When generating new client-side bindings for a table or view with such nested schemas, they will be included ensuring type-safety all the way to the client-side APIs.

Tangent: Querying JSON

Independent of type-safety and Record APIs, SQLite has first-class support for querying nested properties of columns containing JSON in textual or binary format 4. For example, given a table:

CREATE TABLE items (json TEXT NOT NULL);
INSERT INTO items (json) VALUES ('{"name": "House", "color": "blue"}');
INSERT INTO items (json) VALUES ('{"name": "Tent", "color": "red"}');

You can query the names of red items:

SELECT
json->>'name' AS name
FROM
items
WHERE
json->>'color' = 'red';

Note that this requires SQLite to scan all rows and deserialize the JSON. Instead, storing the color of items in a separate, indexed column and filter on it would be a lot more efficient. Yet, using JSON for complex structured or denormalized data can be powerful addition to your toolbox.
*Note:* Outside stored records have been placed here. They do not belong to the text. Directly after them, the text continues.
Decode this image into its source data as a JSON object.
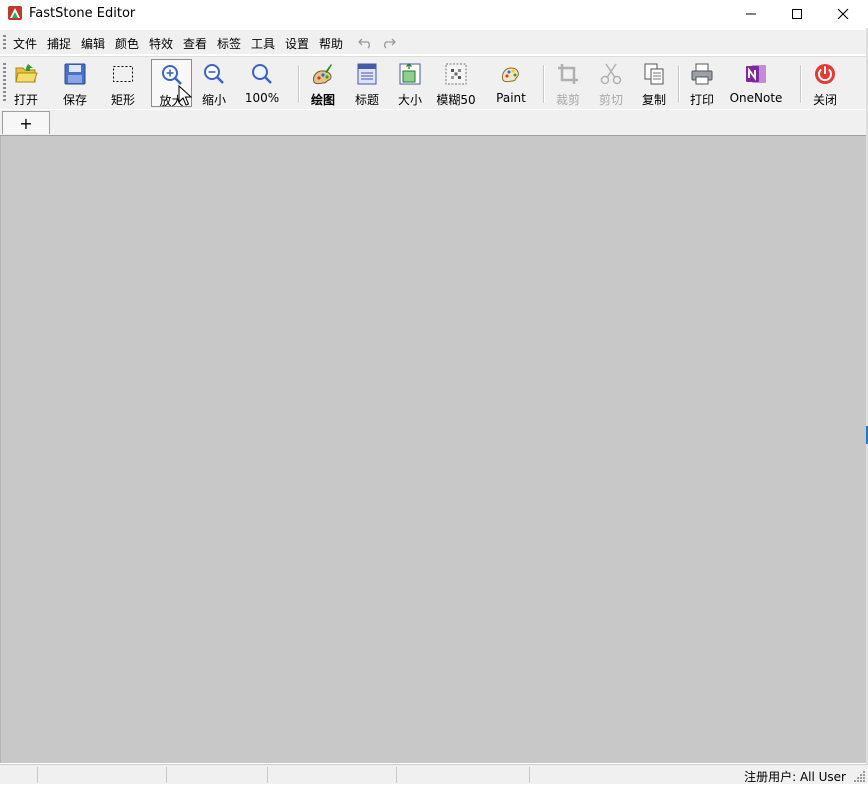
{
  "window": {
    "title": "FastStone Editor",
    "accent_color": "#1979ca"
  },
  "menu": {
    "items": [
      "文件",
      "捕捉",
      "编辑",
      "颜色",
      "特效",
      "查看",
      "标签",
      "工具",
      "设置",
      "帮助"
    ]
  },
  "toolbar": {
    "open": "打开",
    "save": "保存",
    "rect": "矩形",
    "zoom_in": "放大",
    "zoom_out": "缩小",
    "zoom_100": "100%",
    "draw": "绘图",
    "caption": "标题",
    "resize": "大小",
    "blur": "模糊50",
    "paint": "Paint",
    "crop": "裁剪",
    "cut": "剪切",
    "copy": "复制",
    "print": "打印",
    "onenote": "OneNote",
    "close": "关闭"
  },
  "tabs": {
    "add_label": "+"
  },
  "status": {
    "registered_user": "注册用户: All User"
  },
  "canvas": {
    "background": "#c8c8c8"
  }
}
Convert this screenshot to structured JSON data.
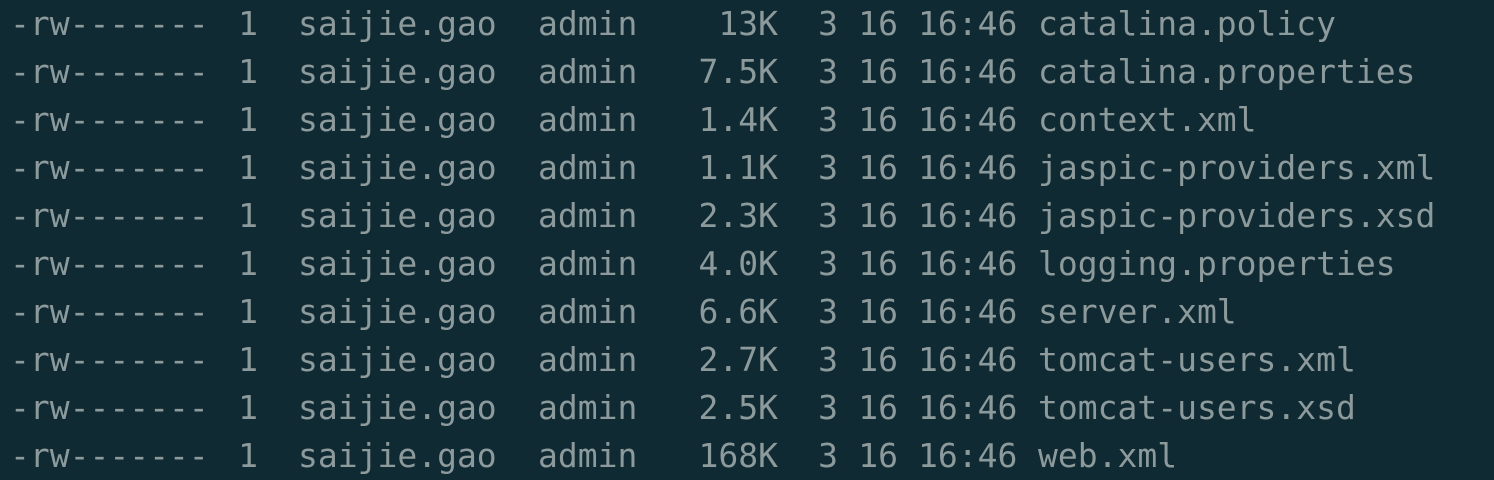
{
  "terminal": {
    "rows": [
      {
        "perm": "-rw-------",
        "links": "1",
        "owner": "saijie.gao",
        "group": "admin",
        "size": "13K",
        "month": "3",
        "day": "16",
        "time": "16:46",
        "name": "catalina.policy"
      },
      {
        "perm": "-rw-------",
        "links": "1",
        "owner": "saijie.gao",
        "group": "admin",
        "size": "7.5K",
        "month": "3",
        "day": "16",
        "time": "16:46",
        "name": "catalina.properties"
      },
      {
        "perm": "-rw-------",
        "links": "1",
        "owner": "saijie.gao",
        "group": "admin",
        "size": "1.4K",
        "month": "3",
        "day": "16",
        "time": "16:46",
        "name": "context.xml"
      },
      {
        "perm": "-rw-------",
        "links": "1",
        "owner": "saijie.gao",
        "group": "admin",
        "size": "1.1K",
        "month": "3",
        "day": "16",
        "time": "16:46",
        "name": "jaspic-providers.xml"
      },
      {
        "perm": "-rw-------",
        "links": "1",
        "owner": "saijie.gao",
        "group": "admin",
        "size": "2.3K",
        "month": "3",
        "day": "16",
        "time": "16:46",
        "name": "jaspic-providers.xsd"
      },
      {
        "perm": "-rw-------",
        "links": "1",
        "owner": "saijie.gao",
        "group": "admin",
        "size": "4.0K",
        "month": "3",
        "day": "16",
        "time": "16:46",
        "name": "logging.properties"
      },
      {
        "perm": "-rw-------",
        "links": "1",
        "owner": "saijie.gao",
        "group": "admin",
        "size": "6.6K",
        "month": "3",
        "day": "16",
        "time": "16:46",
        "name": "server.xml"
      },
      {
        "perm": "-rw-------",
        "links": "1",
        "owner": "saijie.gao",
        "group": "admin",
        "size": "2.7K",
        "month": "3",
        "day": "16",
        "time": "16:46",
        "name": "tomcat-users.xml"
      },
      {
        "perm": "-rw-------",
        "links": "1",
        "owner": "saijie.gao",
        "group": "admin",
        "size": "2.5K",
        "month": "3",
        "day": "16",
        "time": "16:46",
        "name": "tomcat-users.xsd"
      },
      {
        "perm": "-rw-------",
        "links": "1",
        "owner": "saijie.gao",
        "group": "admin",
        "size": "168K",
        "month": "3",
        "day": "16",
        "time": "16:46",
        "name": "web.xml"
      }
    ]
  },
  "colors": {
    "background": "#0f2a33",
    "text": "#8d9a9c"
  }
}
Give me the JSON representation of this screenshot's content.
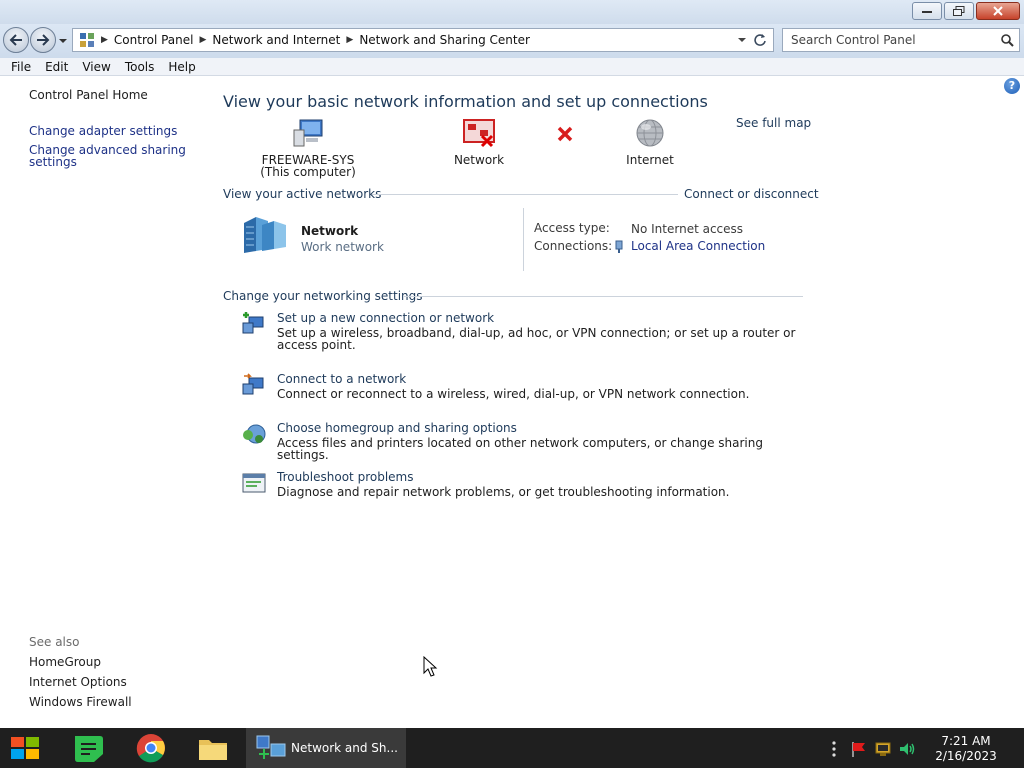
{
  "window": {
    "buttons": {
      "minimize": "minimize-icon",
      "restore": "restore-icon",
      "close": "close-icon"
    }
  },
  "address": {
    "crumbs": [
      "Control Panel",
      "Network and Internet",
      "Network and Sharing Center"
    ]
  },
  "search": {
    "placeholder": "Search Control Panel"
  },
  "menu": [
    "File",
    "Edit",
    "View",
    "Tools",
    "Help"
  ],
  "left_pane": {
    "home": "Control Panel Home",
    "links": [
      "Change adapter settings",
      "Change advanced sharing settings"
    ],
    "see_also_label": "See also",
    "see_also": [
      "HomeGroup",
      "Internet Options",
      "Windows Firewall"
    ]
  },
  "main": {
    "heading": "View your basic network information and set up connections",
    "see_full_map": "See full map",
    "map": {
      "computer_name": "FREEWARE-SYS",
      "computer_sub": "(This computer)",
      "network": "Network",
      "internet": "Internet"
    },
    "active_networks": {
      "label": "View your active networks",
      "connect_link": "Connect or disconnect",
      "network_name": "Network",
      "network_type": "Work network",
      "access_type_label": "Access type:",
      "access_type_value": "No Internet access",
      "connections_label": "Connections:",
      "connections_value": "Local Area Connection"
    },
    "change_settings": {
      "label": "Change your networking settings",
      "tasks": [
        {
          "title": "Set up a new connection or network",
          "desc": "Set up a wireless, broadband, dial-up, ad hoc, or VPN connection; or set up a router or access point."
        },
        {
          "title": "Connect to a network",
          "desc": "Connect or reconnect to a wireless, wired, dial-up, or VPN network connection."
        },
        {
          "title": "Choose homegroup and sharing options",
          "desc": "Access files and printers located on other network computers, or change sharing settings."
        },
        {
          "title": "Troubleshoot problems",
          "desc": "Diagnose and repair network problems, or get troubleshooting information."
        }
      ]
    }
  },
  "taskbar": {
    "active_window": "Network and Sh...",
    "time": "7:21 AM",
    "date": "2/16/2023"
  },
  "colors": {
    "link": "#1e3287",
    "heading": "#1e3a5a",
    "taskbar": "#1f1f1f"
  }
}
There’s also a few other endpoints, e.g. for downloading files as described later in the document.

Footnotes

  1. By default, SQLite are not strictly typed. Column types merely express type-affinities. Unless tables are explicitly created as STRICT columns can store any data type.

  2. Views are more tricky to strictly type, since they’re the result of an arbitrary SELECT statement. TrailBase parses the CREATE VIEW statement and will allow record APIs only on top of a conservative subset, where it can infer the column types. Over time, TrailBase will be able to support larger subsets. Let us know if you have provably strictly typed queries that you think should be supported but aren’t.

  3. Record APIs only support textual JSON. Binary JSON is more compact and more efficient to parse, however its actual encoding is internal to SQLite and thus opaque to TrailBase.